When I first moved here, I noticed something about the local culture that I thought was strange. Total strangers would come up to me in the grocery store and start telling me all about their lives. I was shocked at first, but I'm an out going person, so would talk to them anyway. Well, I have lived her for 11 years, and I think it has had it's effect on me because now I am the same way. I don't necessarily tell people my life story, but I do talk to strangers standing behind me in line, or in the aisle of the grocery store. I also tend to reach out to help total strangers. I think this is in my personality, but I also think it is a natural instinct of women.

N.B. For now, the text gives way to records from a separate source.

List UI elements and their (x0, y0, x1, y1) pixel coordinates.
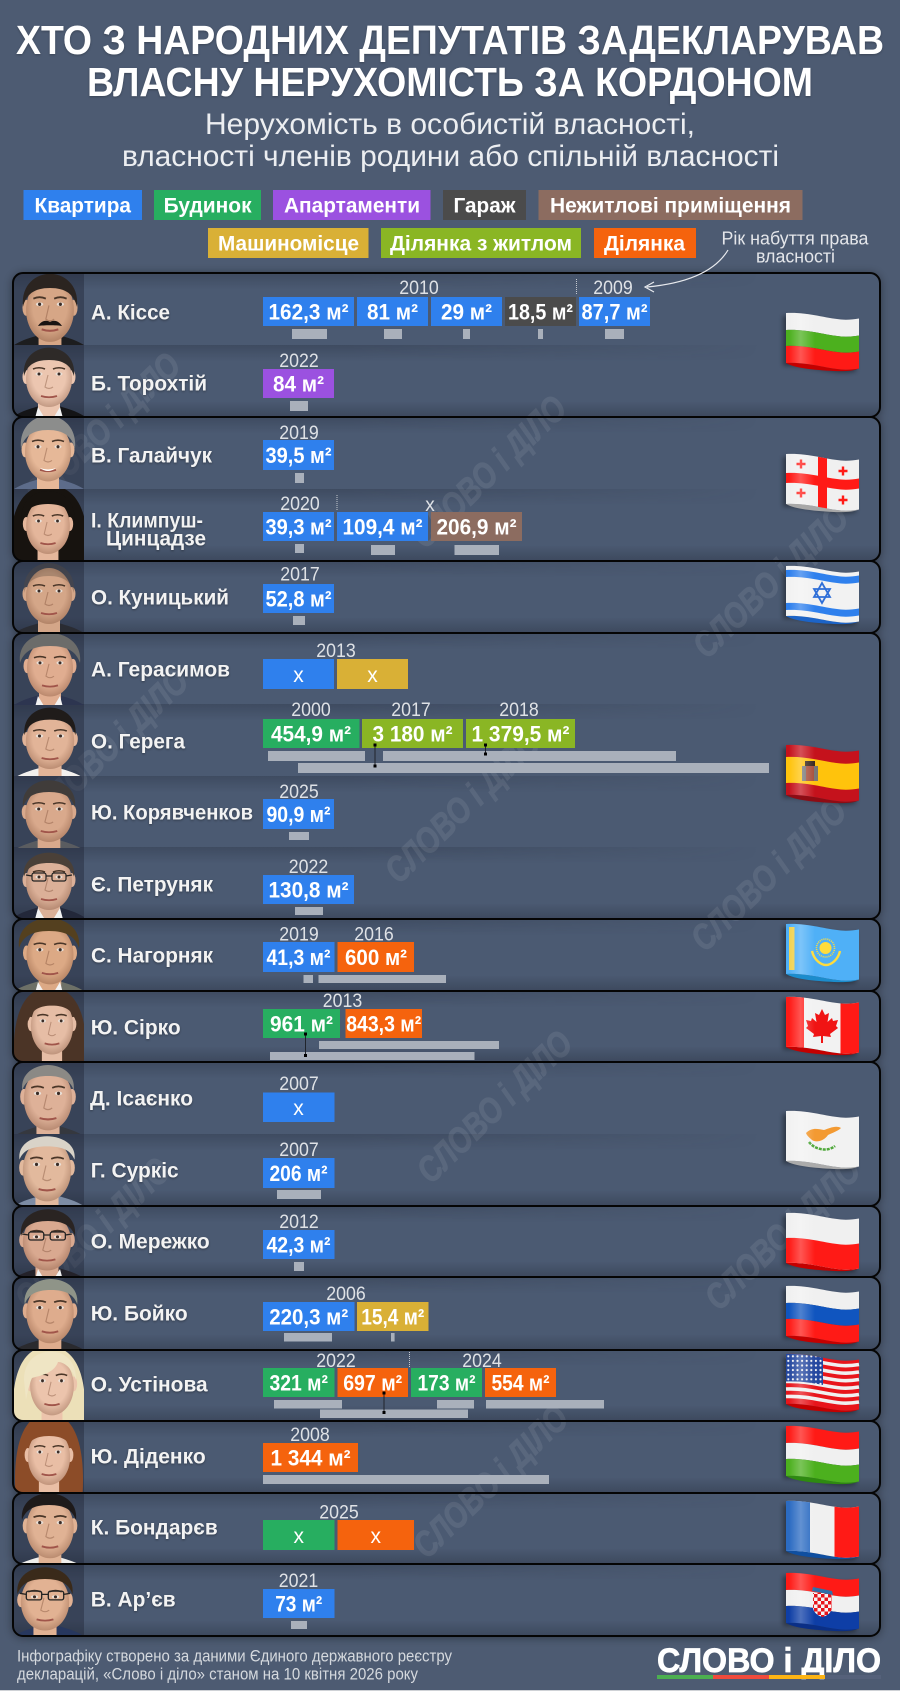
row: Є. Петруняк: 130,8 м² (268, 878, 348, 902)
row: О. Устінова (91, 1351, 604, 1418)
row: Ю. Діденко (91, 1425, 549, 1484)
legend: Квартира (34, 194, 132, 218)
row: О. Куницький: О. Куницький (91, 586, 229, 610)
row: В. Галайчук: 2019 (279, 423, 319, 444)
flag: Russia (783, 1284, 859, 1346)
row: Г. Суркіс: Г. Суркіс (91, 1160, 179, 1182)
flag: Spain (783, 743, 859, 805)
flag: Bulgaria (783, 311, 859, 373)
row: А. Кіссе: 2009 (593, 278, 633, 299)
legend: Ділянка (604, 232, 686, 256)
row: В. Галайчук: В. Галайчук (91, 444, 212, 468)
arrow: to year label (645, 250, 728, 292)
row: О. Устінова: 321 м² (269, 1370, 328, 1396)
subtitle: власності членів родини або спільній власності (122, 140, 779, 173)
row: О. Мережко: 42,3 м² (266, 1232, 330, 1258)
row: О. Мережко (91, 1212, 334, 1271)
row: Ю. Бойко (91, 1284, 428, 1342)
row: С. Нагорняк: С. Нагорняк (91, 944, 213, 968)
row: О. Герега: 2017 (391, 700, 431, 721)
legend: Апартаменти (284, 194, 420, 218)
note: year of ownership (722, 228, 869, 266)
row: І. Климпуш-Цинцадзе: 109,4 м² (342, 514, 422, 540)
row: В. Ар'єв: 73 м² (275, 1592, 322, 1616)
row: О. Герега (91, 700, 769, 773)
photo: О. Устінова (14, 1351, 84, 1420)
row: Г. Суркіс: 2007 (279, 1140, 319, 1161)
photo: Д. Ісаєнко (18, 1065, 80, 1134)
watermarks: СЛОВО і ДІЛО (408, 1022, 580, 1191)
row: Ю. Сірко: 843,3 м² (346, 1012, 421, 1036)
row: О. Герега: 3 180 м² (372, 722, 452, 746)
row: Д. Ісаєнко: х (293, 1097, 304, 1120)
row: В. Ар'єв: В. Ар’єв (91, 1588, 176, 1612)
row: К. Бондарєв: К. Бондарєв (91, 1516, 218, 1540)
panel outlines (13, 273, 880, 1636)
row: І. Климпуш-Цинцадзе: 2020 (280, 494, 320, 515)
row: О. Устінова: 2024 (462, 1351, 502, 1372)
row: Д. Ісаєнко: 2007 (279, 1074, 319, 1095)
row: В. Ар'єв (91, 1571, 334, 1629)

Recently, when we were traveling in Taiwan, my husband and I had a little disagreement about my wanting to reach out to strangers. We were boarding a train that had a high step that we had to climb up to get in to the train. There was a handle to hold on to that helped us get up, but we still had to climb up a step that was about a foot high. We put our luggage up first and then climbed up without too much problem. After we got situated in the car, I noticed an older man attempting to board the train. He was having great difficulty stepping up that high. He had his hand on the handle, but looked like someone who can't get out of a deep chair. He was rocking trying to get some momentum, but just couldn't seem to get himself up. I turned to my husband and said, "We need to help him". My husband was embarassed that I would just walk up to a total stranger and offer a hand. He said, "Don't worry about him, he doesn't want your help. " I said, "He can't get up by himself, I can tell." He said, "He will be fine, dont' worry about it." I said, "Will you let me do a good deed?" He realized I was right at this point and quit nagging me about helping. I went over and reached my hand down to the man. He grabbed it willingly and between the two of us we hoisted him up. He thanked me profusely for helping him.
Why are we so hesitant to help strangers? Is it because we are unsure about how they will react? Why does that embarass us? If they reject our help, that doesn't mean it was wrong to offer. Maybe they were just too proud to accept. I think that we can do alot of good in this world if we just take the courage to do it. I know my husband thinks I'm crazy sometimes when I stop the car to go tell someone they left their car lights on, or when I stop to help someone who has dropped something. But I think the act of helping not only helps those we serve, but it helps us to become better human beings. So if I wave you down to tell you that you left your purse on top of your car, don't be afraid, just let me have that opportunity to try to learn to be a good person.